Korean companies target Japanese market, expand capacity

Sept. 29, 2005
Seoul Semiconductor is to introduce its LCD backlights into the Japanese market, while Aixtron has sold a number of material growth machines to Korean organizations.
Seoul enters Japanese market

Seoul Semiconductor Co. has set up a local unit in Japan to market its high-brightness white LEDs for use as backlights in liquid crystal display (LCD) monitors and TV sets, according to Nikkei Business Daily.

South Korea's largest LED maker plans to make full use of its cost-competitiveness to penetrate the Japanese market through local agents such as Kaga Electronics Co. and other firms.

The company has developed a white LED which offers enhanced color reproduction capability, and shipments of samples have already begun in Japan. The company will also market its red-green-blue backlight LEDs in Japan.

LCDs that use white LEDs as a backlight increase their color reproduction quality to 90% from 70% in terms of NTSC (National Television Systems Committee) video standards, the firm claims.

As LCD backlights, white LEDs are more expensive than cold cathode fluorescent (CCFL) tubes, and their use in large screen LCD TV sets has been quite limited. Seoul Semiconductor plans to sell the LEDs to manufacturers of car navigation systems and electronics firms that make small LCD TVs.

Aixtron sells equipment to Korea

Aixtron AG, a German supplier of MOCVD equipment used to grow semiconductor LED layers, has reported several orders from Korean organizations.

One MOCVD system, a repeat order for an AIX 2600G3HT model, will be shipped to Samsung Electro Mechanics, a company located in Suwon-City (also known as “Samsung City”), near Seoul.

Samsung Electro Mechanics manufactures SMD- and lamp-type LEDs of cellular handsets and numerous other markets.

One of the most successful start-up companies in South Korea, LED wafer and chip supplier EpiValley Co Ltd. (located near Seoul) has placed a repeat order for two more Thomas Swan CCS reactors (each with 19 x 2-inch wafer capacity).

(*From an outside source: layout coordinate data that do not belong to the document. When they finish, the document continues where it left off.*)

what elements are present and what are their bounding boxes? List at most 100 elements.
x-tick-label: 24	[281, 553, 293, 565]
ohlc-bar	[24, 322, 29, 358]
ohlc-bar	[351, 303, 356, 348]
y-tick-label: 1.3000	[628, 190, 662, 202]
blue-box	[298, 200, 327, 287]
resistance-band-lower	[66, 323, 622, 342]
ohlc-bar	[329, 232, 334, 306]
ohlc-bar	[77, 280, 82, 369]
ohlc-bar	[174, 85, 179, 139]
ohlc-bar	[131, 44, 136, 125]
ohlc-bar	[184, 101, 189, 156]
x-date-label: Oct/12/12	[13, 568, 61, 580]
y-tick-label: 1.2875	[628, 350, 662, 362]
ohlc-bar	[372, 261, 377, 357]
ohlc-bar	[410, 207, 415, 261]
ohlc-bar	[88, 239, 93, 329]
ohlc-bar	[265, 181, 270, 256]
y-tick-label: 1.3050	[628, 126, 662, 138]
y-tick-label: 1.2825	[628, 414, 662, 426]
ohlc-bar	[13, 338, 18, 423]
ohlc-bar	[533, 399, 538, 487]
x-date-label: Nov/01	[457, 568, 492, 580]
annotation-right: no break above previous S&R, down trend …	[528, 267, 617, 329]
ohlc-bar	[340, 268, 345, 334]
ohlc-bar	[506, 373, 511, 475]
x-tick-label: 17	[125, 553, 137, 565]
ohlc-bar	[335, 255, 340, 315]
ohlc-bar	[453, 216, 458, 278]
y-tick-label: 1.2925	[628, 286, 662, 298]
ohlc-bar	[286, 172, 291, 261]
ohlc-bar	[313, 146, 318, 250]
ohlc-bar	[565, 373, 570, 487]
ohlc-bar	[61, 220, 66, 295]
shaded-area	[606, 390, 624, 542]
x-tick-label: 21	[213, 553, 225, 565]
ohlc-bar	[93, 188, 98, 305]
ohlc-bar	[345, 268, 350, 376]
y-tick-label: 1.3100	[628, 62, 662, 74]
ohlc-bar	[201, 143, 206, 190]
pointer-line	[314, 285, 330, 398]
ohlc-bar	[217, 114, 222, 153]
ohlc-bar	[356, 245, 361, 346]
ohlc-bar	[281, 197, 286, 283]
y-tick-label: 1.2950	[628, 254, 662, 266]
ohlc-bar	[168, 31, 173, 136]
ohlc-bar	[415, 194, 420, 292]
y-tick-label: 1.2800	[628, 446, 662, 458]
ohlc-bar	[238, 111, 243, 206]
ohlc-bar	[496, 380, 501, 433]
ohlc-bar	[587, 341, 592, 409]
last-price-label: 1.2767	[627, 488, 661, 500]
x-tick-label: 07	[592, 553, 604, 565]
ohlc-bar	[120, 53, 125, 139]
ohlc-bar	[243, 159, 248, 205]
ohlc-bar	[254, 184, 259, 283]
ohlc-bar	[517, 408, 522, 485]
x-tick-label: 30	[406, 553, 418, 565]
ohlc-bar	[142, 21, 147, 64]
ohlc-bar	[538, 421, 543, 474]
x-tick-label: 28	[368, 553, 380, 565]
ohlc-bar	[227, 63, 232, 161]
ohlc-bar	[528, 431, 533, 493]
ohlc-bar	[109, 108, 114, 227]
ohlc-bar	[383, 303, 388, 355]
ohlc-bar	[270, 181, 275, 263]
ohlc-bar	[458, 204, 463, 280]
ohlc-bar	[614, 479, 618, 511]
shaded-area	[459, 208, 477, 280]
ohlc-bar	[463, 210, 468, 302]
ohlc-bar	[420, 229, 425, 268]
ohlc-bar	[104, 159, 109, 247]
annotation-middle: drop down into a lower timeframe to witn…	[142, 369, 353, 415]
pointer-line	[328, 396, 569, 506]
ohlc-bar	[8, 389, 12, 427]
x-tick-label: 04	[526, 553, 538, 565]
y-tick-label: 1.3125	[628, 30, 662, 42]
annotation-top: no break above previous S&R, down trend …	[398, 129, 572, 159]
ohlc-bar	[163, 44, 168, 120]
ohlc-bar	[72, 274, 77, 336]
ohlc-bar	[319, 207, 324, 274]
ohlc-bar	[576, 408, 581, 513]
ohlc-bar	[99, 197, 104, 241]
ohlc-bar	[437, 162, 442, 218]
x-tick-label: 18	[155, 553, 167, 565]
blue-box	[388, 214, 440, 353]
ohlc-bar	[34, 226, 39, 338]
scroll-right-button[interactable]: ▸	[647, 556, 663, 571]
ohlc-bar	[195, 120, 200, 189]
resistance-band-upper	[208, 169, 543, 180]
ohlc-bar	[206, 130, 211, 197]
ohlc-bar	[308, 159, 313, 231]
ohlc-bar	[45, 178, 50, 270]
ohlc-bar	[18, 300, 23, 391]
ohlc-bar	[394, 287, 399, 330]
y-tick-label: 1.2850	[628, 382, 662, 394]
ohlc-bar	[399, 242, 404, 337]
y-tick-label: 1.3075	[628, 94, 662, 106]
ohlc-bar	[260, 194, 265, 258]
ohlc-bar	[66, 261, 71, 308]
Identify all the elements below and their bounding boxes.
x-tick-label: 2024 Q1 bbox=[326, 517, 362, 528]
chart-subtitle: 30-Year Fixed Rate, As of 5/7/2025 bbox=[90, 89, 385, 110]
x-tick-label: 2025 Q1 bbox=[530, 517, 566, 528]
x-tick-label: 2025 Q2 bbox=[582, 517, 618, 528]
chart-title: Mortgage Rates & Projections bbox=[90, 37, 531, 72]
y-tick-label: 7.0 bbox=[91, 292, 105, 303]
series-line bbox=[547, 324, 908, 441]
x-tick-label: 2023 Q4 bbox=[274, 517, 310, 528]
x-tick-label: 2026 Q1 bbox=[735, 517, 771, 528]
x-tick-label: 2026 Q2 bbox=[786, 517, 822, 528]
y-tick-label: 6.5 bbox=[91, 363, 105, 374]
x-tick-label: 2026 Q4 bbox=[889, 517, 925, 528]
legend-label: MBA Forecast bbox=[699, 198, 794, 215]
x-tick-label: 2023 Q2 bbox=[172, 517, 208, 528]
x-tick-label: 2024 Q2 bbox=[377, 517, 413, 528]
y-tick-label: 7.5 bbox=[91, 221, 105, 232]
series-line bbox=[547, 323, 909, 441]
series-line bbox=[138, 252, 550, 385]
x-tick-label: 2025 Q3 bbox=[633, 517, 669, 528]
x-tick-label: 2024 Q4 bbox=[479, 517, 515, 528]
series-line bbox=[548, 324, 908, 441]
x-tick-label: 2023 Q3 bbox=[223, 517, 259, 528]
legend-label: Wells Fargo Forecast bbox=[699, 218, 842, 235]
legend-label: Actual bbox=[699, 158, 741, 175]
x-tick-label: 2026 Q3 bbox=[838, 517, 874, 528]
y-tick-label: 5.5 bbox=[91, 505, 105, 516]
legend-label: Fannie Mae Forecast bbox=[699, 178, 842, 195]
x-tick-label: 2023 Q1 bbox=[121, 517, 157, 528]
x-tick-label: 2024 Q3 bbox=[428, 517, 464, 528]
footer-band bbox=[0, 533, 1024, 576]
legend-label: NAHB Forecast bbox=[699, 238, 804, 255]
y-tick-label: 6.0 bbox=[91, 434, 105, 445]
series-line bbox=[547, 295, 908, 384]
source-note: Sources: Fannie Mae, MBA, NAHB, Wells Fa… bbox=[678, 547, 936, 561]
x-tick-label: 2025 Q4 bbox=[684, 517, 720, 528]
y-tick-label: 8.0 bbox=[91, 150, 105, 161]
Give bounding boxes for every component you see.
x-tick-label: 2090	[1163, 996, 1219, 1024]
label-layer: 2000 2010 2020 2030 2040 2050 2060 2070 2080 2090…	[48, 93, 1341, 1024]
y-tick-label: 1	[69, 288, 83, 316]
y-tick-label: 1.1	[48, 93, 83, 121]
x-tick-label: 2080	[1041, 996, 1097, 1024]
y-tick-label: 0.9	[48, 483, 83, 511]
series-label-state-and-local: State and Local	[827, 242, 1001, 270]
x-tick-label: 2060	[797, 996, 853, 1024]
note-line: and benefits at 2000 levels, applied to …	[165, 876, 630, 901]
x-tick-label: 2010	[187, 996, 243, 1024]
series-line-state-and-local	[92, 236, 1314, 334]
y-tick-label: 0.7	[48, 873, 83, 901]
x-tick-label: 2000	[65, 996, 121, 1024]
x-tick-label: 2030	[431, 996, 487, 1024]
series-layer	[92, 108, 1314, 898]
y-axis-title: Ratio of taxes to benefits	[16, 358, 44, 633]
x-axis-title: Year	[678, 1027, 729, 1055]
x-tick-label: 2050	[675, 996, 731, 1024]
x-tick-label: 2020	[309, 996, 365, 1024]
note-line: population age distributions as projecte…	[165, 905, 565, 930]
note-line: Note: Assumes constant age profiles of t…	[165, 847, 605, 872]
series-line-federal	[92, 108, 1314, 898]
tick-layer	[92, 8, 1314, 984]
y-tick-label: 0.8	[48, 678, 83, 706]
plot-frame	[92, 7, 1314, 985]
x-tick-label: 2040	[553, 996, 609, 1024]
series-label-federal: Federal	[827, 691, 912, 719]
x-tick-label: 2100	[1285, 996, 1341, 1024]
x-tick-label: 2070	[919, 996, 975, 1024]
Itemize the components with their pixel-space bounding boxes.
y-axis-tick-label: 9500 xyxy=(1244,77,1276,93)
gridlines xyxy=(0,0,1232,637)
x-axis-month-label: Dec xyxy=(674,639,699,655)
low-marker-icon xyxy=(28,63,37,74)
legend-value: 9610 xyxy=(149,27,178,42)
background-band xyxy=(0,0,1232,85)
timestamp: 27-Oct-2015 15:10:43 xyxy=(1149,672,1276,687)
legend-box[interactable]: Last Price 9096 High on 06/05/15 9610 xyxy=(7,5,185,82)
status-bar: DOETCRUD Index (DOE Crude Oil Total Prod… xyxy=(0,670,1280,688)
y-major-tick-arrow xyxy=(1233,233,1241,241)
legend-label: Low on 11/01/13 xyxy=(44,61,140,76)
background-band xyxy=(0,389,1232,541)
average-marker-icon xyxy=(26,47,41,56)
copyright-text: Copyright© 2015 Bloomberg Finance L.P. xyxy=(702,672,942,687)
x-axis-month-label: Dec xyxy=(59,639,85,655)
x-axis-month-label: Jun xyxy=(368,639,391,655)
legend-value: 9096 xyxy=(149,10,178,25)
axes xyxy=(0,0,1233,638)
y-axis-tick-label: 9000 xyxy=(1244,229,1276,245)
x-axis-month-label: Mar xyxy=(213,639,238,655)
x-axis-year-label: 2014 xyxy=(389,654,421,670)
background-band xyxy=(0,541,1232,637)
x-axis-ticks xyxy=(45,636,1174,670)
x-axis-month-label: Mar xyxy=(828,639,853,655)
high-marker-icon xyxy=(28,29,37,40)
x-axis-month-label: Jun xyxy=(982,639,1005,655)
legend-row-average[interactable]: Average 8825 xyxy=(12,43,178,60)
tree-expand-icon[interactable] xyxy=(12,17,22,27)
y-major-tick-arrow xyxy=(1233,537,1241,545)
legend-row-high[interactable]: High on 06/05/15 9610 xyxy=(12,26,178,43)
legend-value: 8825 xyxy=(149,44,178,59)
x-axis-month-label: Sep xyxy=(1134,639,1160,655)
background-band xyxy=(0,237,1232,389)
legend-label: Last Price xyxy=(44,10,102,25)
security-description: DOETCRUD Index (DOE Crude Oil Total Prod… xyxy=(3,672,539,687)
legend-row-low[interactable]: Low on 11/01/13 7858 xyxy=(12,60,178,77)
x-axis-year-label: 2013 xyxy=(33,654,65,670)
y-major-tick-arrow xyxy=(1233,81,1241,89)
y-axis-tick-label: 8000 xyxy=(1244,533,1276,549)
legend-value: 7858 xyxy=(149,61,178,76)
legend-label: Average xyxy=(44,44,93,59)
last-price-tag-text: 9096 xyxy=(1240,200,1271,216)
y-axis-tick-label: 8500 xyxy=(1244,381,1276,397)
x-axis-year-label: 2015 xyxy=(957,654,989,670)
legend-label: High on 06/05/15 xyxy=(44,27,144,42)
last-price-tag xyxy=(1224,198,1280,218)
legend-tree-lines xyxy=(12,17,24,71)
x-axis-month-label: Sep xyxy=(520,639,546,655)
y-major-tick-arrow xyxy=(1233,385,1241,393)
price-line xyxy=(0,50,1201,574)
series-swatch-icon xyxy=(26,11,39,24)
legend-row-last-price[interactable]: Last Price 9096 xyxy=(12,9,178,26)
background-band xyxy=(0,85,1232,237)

Another order has been placed by the newly established Korea Photonics Technology Institute (KOPTI), located at the City of Gwangju. The city in the southern part of the country is embarking upon a “LED Valley” project that aims to make it one of the most innovative LED production powerhouses in the world (see Korea creates LED Valley).

A Thomas Swan CCS machine (19 x 2-inch) will be used for the development and the production of GaN-based LEDs, while an AIX 2600G3 (18 x 3-inch) will be utilized for the development and manufacture of GaAs-based LEDs.